The experiment will consist of four groups of 15 test subjects. The experimenters will diversify the groups to the best of their ability. All members of an individual group will receive the same dose of lipopolysacharide and no two groups will receive equal doses. One group will receive 0mg of the drug. In place, this control group will receive sugar pills identical to the lipopolysacharide. The other three groups will receive either a three, six or nine mg dose. Neither the subjects nor the distributors of the experiment will know which group will receive which dose.

Subject Selection

To test our drug effectively, we need to use subjects within our target population. First off, the subjects must be between the ages of 65 and 80. They cannot have a history of arthritis or other inflammatory diseases that could be worsened by the drug or skew the test results. No blood diseases such as anemia or leukemia may be present as they would also prevent an accurate reading of the drug’s effects on the inflammatory response due to abnormal blood cell count and blood cell shape.

Sources of Error and Bias

Sources of Error:

As in every lab experiment, there are multiple sources of error that need to be watched. One possible source of error within this particular experiment would be involved in screening possible participants. One major error that would skew our data would be if a subject had a pre-existing condition. This would be particularly difficult to screen for if the patient's condition is unreported or undiagnosed. Another possible source of error would be if any of the subjects are taking other types of medication. Many medications may interfere with the LPS pills and alter the outcome of our data. Our goal is to perform a safe study, not harm willing participants.

To Combat Error:

In order to combat error in this experiment, it will be conducted as a double blind study. In this type of experiment, both the subjects and the personnel who are distributing the pills will be unaware of what is being dispensed. To each participant in the study, doses of three- 3mg pills will be provided for each day of the study, ranging in number of placebo versus LPS (the drug being tested) pills, from zero to three. The control group of elderly participants will be given three sugar pills each day, and no LPS pills. It will be ensured that the subjects are unaware they are taking placebos, in order to prevent any adverse subconscious reaction by the patients (aka Placebo effect).

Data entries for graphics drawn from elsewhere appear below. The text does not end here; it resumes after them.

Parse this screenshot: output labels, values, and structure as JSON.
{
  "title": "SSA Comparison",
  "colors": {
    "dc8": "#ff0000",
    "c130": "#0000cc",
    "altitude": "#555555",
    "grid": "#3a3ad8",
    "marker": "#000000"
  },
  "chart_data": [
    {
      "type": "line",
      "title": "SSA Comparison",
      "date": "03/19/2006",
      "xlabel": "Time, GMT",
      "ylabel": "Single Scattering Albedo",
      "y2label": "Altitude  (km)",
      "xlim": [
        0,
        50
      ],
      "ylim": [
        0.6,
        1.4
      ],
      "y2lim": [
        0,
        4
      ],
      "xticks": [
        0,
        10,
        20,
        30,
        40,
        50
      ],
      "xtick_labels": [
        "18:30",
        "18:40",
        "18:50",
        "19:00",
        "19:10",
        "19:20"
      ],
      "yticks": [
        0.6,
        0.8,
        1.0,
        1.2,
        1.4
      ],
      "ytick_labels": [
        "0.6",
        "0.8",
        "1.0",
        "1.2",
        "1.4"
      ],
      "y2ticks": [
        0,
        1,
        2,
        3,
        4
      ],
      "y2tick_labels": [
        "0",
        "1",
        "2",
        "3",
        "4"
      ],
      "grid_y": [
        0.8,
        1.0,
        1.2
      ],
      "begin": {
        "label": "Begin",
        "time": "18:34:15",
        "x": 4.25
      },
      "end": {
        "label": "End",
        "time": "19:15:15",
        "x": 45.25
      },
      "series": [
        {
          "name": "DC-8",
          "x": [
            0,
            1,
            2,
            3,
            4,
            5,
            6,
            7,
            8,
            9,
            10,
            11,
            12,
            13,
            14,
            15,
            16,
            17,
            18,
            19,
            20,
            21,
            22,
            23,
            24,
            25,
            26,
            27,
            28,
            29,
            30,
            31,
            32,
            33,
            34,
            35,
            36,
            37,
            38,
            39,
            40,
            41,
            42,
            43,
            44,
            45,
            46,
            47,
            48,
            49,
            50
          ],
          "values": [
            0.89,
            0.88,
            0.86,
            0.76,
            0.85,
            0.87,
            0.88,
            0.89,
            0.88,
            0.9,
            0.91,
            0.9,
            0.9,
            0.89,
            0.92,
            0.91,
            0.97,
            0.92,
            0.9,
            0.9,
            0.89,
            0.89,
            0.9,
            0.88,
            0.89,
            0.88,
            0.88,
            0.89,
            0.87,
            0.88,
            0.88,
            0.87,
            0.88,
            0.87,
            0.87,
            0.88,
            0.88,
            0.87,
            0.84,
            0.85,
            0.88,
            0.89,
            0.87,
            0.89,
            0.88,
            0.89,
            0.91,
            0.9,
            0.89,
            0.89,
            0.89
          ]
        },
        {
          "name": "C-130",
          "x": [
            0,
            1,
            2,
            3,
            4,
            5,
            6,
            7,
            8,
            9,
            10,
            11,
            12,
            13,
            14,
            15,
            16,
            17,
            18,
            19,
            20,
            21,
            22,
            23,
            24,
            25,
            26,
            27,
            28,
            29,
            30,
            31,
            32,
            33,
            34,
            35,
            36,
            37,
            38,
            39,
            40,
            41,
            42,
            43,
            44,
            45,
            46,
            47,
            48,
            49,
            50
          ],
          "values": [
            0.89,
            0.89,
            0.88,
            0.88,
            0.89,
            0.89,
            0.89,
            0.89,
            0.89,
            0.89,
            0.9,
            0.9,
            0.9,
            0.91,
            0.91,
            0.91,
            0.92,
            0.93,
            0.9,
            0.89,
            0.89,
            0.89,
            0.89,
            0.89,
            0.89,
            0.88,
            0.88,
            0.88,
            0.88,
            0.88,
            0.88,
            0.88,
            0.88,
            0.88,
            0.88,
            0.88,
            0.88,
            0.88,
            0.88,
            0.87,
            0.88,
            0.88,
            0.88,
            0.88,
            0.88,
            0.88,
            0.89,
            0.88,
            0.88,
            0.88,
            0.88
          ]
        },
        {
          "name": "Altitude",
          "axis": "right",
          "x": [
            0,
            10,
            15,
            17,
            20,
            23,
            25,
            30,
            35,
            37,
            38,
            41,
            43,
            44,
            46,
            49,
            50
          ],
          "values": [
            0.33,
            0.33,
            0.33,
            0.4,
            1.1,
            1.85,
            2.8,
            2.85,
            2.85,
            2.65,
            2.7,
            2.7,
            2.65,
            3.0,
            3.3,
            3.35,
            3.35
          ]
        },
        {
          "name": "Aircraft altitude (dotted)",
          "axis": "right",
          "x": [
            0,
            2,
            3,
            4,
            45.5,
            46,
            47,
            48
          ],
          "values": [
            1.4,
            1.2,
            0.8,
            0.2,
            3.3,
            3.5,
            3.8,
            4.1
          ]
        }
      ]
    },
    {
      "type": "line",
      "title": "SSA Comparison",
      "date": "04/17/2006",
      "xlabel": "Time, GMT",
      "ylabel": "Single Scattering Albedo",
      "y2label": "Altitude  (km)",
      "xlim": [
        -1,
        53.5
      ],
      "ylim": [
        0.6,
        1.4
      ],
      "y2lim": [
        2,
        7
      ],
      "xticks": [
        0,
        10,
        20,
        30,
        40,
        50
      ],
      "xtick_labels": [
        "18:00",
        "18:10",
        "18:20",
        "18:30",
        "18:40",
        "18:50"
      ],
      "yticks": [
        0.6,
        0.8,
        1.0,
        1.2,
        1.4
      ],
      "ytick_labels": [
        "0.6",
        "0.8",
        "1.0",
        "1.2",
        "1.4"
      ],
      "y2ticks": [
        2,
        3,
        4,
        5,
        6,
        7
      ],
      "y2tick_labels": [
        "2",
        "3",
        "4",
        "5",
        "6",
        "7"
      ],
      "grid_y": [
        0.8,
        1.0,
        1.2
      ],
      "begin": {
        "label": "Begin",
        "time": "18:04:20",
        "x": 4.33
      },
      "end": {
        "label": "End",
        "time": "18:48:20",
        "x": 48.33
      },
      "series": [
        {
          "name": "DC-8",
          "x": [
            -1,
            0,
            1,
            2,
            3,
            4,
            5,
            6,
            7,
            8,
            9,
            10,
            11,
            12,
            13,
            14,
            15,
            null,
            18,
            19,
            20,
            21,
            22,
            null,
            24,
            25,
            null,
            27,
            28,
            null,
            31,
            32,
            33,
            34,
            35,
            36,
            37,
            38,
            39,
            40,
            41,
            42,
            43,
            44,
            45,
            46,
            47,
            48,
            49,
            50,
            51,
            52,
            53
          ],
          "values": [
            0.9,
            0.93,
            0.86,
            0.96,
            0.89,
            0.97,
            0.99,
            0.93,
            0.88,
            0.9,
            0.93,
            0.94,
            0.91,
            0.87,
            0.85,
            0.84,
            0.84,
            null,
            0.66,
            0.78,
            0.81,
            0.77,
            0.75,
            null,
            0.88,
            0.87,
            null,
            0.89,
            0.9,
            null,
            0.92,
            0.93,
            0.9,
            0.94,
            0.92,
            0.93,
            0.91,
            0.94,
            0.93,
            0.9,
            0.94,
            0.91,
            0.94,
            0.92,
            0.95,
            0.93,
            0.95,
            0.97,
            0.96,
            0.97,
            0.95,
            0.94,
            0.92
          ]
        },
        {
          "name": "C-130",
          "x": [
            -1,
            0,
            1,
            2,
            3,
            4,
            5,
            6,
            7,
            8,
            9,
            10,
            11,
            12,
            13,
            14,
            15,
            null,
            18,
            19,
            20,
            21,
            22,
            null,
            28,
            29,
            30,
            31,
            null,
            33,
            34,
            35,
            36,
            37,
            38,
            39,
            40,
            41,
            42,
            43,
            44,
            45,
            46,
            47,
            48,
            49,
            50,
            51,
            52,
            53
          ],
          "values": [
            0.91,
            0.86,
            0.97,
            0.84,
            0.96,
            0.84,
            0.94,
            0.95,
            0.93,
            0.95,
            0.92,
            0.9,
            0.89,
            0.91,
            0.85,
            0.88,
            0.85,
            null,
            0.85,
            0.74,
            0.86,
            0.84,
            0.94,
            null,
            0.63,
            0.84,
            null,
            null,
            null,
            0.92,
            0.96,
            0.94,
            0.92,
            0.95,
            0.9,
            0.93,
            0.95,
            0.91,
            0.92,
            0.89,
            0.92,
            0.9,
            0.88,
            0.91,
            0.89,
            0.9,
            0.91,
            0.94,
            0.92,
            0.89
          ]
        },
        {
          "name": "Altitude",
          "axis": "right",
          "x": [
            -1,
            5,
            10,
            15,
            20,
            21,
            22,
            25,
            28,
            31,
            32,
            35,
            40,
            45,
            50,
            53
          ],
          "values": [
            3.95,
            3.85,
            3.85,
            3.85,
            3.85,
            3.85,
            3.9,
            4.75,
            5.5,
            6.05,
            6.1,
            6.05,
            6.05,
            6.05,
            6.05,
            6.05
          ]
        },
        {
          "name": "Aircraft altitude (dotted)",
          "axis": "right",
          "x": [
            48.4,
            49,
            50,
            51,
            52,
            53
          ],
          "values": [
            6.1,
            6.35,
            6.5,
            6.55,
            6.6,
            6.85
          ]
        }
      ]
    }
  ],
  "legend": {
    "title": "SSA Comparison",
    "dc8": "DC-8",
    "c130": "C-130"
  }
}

In addition, prior to being accepted as subjects in the study, the patients must have their medical records submitted to the researchers to eliminate any potential subjects who have pre-existing conditions that might be aggravated by the LPS medication. Subjects with prior diagnoses could cause inaccurate readings to be taken, especially if they have a history of an inflammatory disease such as arthritis. This type of error would be detrimental to the project as a whole since there are very limited funds, and doses wasted on a patient who provides inaccurate results could leave the research team with a lack of data, and therefore a study that is not trustworthy.

Any potential subjects must also provide a list of medications which they are currently taking, and each list will be carefully looked over to ensure that the patients are not taking medicines which may negatively interfere with the LPS pills which they will be prescribed. The goal of the study is to assess the lowest possible dose of an inflammatory medication which would still be efficacious, not to potentially harm or cause illness to any participants. Therefore, this criteria is incredibly important, because the wrong mixtures of medication could cause illness, or even death if not controlled.